Google Colab supports the use of Google Drive to load datasets, and even upload or download models to and from the notebooks you use and your local machine. All you have to do is link your Google Drive account to Google Colab by running this snippet of code:

!apt-get install -y -qq software-properties-common python-software-properties module-init-tools
!add-apt-repository -y ppa:alessandro-strada/ppa 2>&1 > /dev/null
!apt-get update -qq 2>&1 > /dev/null
!apt-get -y install -qq google-drive-ocamlfuse fuse
from google.colab import auth
auth.authenticate_user()
from oauth2client.client import GoogleCredentials
creds = GoogleCredentials.get_application_default()
import getpass
!google-drive-ocamlfuse -headless -id={creds.client_id} -secret={creds.client_secret} < /dev/null 2>&1 | grep URL
vcode = getpass.getpass()
!echo {vcode} | google-drive-ocamlfuse -headless -id={creds.client_id} -secret={creds.client_secret}

(taken from http://tiny.cc/uvmc1y)

A link will appear. Click the link, select your google account, and copy the verification code given to you. Go back to your notebook where you ran the code snippet above, paste the verification code into the empty box that appears, and hit enter. You will have to do this twice.

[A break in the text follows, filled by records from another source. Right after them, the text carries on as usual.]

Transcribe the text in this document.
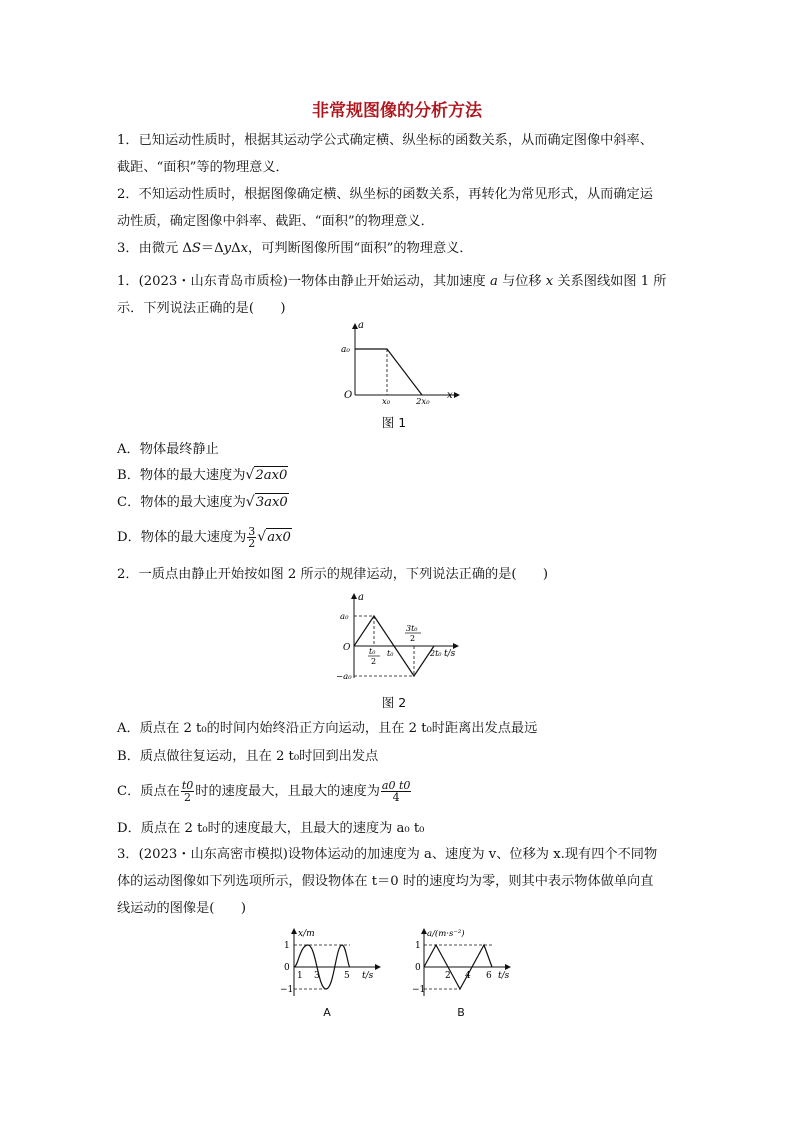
非常规图像的分析方法
1．已知运动性质时，根据其运动学公式确定横、纵坐标的函数关系，从而确定图像中斜率、
截距、“面积”等的物理意义．
2．不知运动性质时，根据图像确定横、纵坐标的函数关系，再转化为常见形式，从而确定运
动性质，确定图像中斜率、截距、“面积”的物理意义．
3．由微元 ΔS＝ΔyΔx，可判断图像所围“面积”的物理意义．
1．(2023・山东青岛市质检)一物体由静止开始运动，其加速度 a 与位移 x 关系图线如图 1 所示．下列说法正确的是(　　)
a
a₀
O
x₀	2x₀
x
图 1
A．物体最终静止
B．物体的最大速度为√2ax0
C．物体的最大速度为√3ax0
D．物体的最大速度为 $\frac{3}{2} √ax0$
2．一质点由静止开始按如图 2 所示的规律运动，下列说法正确的是(　　)
a
a₀
−a₀
O t₀
2
t₀
3t₀
2
2t₀ t/s
图 2
A．质点在 2 t₀的时间内始终沿正方向运动，且在 2 t₀时距离出发点最远
B．质点做往复运动，且在 2 t₀时回到出发点
C．质点在 $\frac{t0}{2}$ 时的速度最大，且最大的速度为 $\frac{a0 t0}{4}$
D．质点在 2 t₀时的速度最大，且最大的速度为 a₀ t₀
3．(2023・山东高密市模拟)设物体运动的加速度为 a、速度为 v、位移为 x.现有四个不同物
体的运动图像如下列选项所示，假设物体在 t＝0 时的速度均为零，则其中表示物体做单向直
线运动的图像是(　　)
x/m
1
0
−1
1 3	5 t/s
A
a/(m·s⁻²)
1
0
−1
2 4 6 t/s
B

Next, make a directory on your notebook for all your drive files:

!mkdir -p drive
!google-drive-ocamlfuse drive

After that, to access a file already in your Google Drive, just replace the /FILE part below to the filename you want to access. Note: if you want to access a file in a folder in your drive, place the folder name after drive with a / then the filename. For example, here I’m accessing the file graph.csv that’s in a folder called Projects.

import pandas as pd
pd.read_csv("drive/Projects/graph.csv")

Using Colab with Github

You can load notebooks to and from Github! To load a notebook from Colab to Github, you first create a repository on Github, open the Notebook and select File → Save a copy to Github… and that’s all!

Other Cool Features

There’s a Open in Colab extension you can download to open files in Google Colaboratory. Install it here. You can also use Markdown in your Notebooks. Here’s a Markdown Cheatsheet. Google Colaboratory has a free machine learning crash course which you can find here.

Now go out there and make the notebooks you wish you had back in school!